Government seeks prosecution of retired army officials who chatted about shooting "26m sons of bitches"
The Minister of Defence passes a file to the prosecutors office which points to a crime of usurpation of public functions
MadridThe Spanish government does not want the campaign of a sector of retired Spanish Army high officials to go unpunished. Using a very belligerant tone, they are trying to build pressure to overthrow Pedro Sánchez, even if it is through a coup d'état. The Minister of Defence, Margarita Robles, has put at the disposal of the Public Prosecutor's Office of the High Court of Justice of Madrid the content of a group of WhatsApp published yesterday, Wednesday, by the digital media Infolibre, in which retired army officials talk of "shooting 26 million sons of bitches", supposedly in reference to all those citizens who support the current state executive.
In the letter, to which ARA has had access, Robles suggests to the public prosecutor that the "facts reflected could constitute a crime" because they are people who could be "thought to be part of the active military". In other words, they could be committing an alleged crime of usurpation of functions. It also stresses that it is the responsibility of the Public Prosecutor's Office to investigate any possible criminal offence, as well as "safeguard the honour and public esteem of the armed forces and the men and women who make them up, who are committed to carrying out the duties set out in article 8 of the Constitution".

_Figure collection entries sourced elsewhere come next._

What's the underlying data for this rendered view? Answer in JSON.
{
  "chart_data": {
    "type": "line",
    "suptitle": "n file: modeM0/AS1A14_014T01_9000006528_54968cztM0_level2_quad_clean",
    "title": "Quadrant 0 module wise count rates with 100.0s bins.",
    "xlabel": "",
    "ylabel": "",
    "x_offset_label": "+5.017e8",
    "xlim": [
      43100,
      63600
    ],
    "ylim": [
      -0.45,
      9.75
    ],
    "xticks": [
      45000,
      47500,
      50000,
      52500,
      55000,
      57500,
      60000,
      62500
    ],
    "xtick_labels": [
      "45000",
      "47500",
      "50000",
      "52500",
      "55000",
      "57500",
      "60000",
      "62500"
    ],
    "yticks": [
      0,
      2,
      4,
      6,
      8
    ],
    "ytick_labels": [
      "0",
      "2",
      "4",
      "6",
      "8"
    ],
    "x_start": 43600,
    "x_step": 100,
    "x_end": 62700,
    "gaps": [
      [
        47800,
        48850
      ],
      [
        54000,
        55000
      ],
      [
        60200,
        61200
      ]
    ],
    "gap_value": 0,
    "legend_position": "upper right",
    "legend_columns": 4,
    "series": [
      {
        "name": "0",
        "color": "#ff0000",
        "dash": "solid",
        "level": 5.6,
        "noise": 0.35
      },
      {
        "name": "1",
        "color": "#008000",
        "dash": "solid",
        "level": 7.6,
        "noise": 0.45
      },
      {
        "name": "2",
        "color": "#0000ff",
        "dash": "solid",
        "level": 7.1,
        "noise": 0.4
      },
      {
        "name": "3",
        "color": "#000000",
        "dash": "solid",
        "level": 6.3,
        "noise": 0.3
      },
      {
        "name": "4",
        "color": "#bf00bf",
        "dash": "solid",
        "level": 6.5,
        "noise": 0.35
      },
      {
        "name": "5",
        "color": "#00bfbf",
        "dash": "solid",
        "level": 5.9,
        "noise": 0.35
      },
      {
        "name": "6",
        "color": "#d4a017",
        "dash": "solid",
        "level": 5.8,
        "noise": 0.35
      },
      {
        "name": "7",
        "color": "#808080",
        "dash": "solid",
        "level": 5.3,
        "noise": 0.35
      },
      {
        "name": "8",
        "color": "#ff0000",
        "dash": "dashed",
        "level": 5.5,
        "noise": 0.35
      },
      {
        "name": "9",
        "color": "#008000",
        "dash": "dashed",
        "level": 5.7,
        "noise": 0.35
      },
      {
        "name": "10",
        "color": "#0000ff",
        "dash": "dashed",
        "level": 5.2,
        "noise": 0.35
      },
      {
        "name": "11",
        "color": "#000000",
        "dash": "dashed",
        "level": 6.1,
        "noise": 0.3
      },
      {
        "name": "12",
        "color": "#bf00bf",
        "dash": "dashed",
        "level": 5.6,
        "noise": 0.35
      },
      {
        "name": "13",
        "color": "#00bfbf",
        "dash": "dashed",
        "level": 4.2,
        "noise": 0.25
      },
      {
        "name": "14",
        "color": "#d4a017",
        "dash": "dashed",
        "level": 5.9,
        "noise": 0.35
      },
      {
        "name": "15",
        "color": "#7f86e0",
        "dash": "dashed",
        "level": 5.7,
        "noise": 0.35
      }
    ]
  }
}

According to an interview with Cadena SER on Wednesday night, retired air force lieutenant colonel José Ignacio Domínguez, a member of the controversial chat but contrary to the content of the chat, the "radicalisation" of the messages - which would also have considered "bombing" the ANC - began in March, coinciding with the moment of "agitation and tension" of Vox's antigovernment agitation as a result of the pandemic. "A chat room of a group of friends became an appendix of Vox," he denounced. That same month, the ex-soldier said, "the possibility of a pronunciamiento began to be discussed" through the mobilisation of other former army officials. A plan that, according to his version, ended up being considered "unviable" and led to the need to seek the support of Philip VI via letter.
Actions "totally alien" to the active military
The Spanish government has taken no action regarding the missive sent to the king by some seventy former army commanders, but it is with respect to the WhatsApp group in which some of them participated and which this Wednesday generated a heated discussion in Congress between the Socialist deputy Odón Elorza and the deputy spokesperson of Vox, Macarena Olona. Elorza recalled that in the chat an audio message was sent by the leader of the ultra party, Santiago Abascal, in which he greeted the group, and challenged him to explain whether he wanted to shoot 26 million Spaniards. The far-right spokeswoman disassociated the party from the chat but did emphasise that it was "his people" who sent a letter to the king calling for an end to the "social-communist government" with the support of "ETA supporters and separatists".
Lieutenant Colonel Dominguez was convinced on Wednesday that the extreme right-wing party is "behind" the "movement" of the retired military, but he also added that they are a small percentage of "nostalgic" for the Franco regime, a thesis that the defence minister subscribes to. According to Robles, "the exemplary conduct" of the army "has nothing to do with demonstrations that repulse the respect that must be had in a democratic society based on political and ideological freedom". And she points out that the active military "must not have their public esteem, earned through their constant dedication to their duty, to Spanish society and to those who are most seriously suffering the consequences of the pandemic, due to actions that are totally alien to them and that could also deserve a criminal reproach".
Iglesias rules out a government intervention
Shortly before the defence movement and in an interview with TVE, the Spanish second vice-president and leader of Podemos, Pablo Iglesias, had made it clear that neither the messages to WhatsApp nor the harsh letter to Philip VI posed any "threat" and did not "represent" the active armed forces, reports Marc Toro. In this sense, in fact, he had ruled out an intervention by the Moncloa against the "barbarities" expressed by the former soldiers. "They are retired," he had argued. Discarding also the need for the king to make a pronouncement distancing himself from these opinions - he has shown himself to be convinced that the King's House will not even read the missive - he has added that "surrounding the monarchy with Francoism" contributes to staining its role of "neutrality" and that, in the end, it helps to gain followers for the republican cause.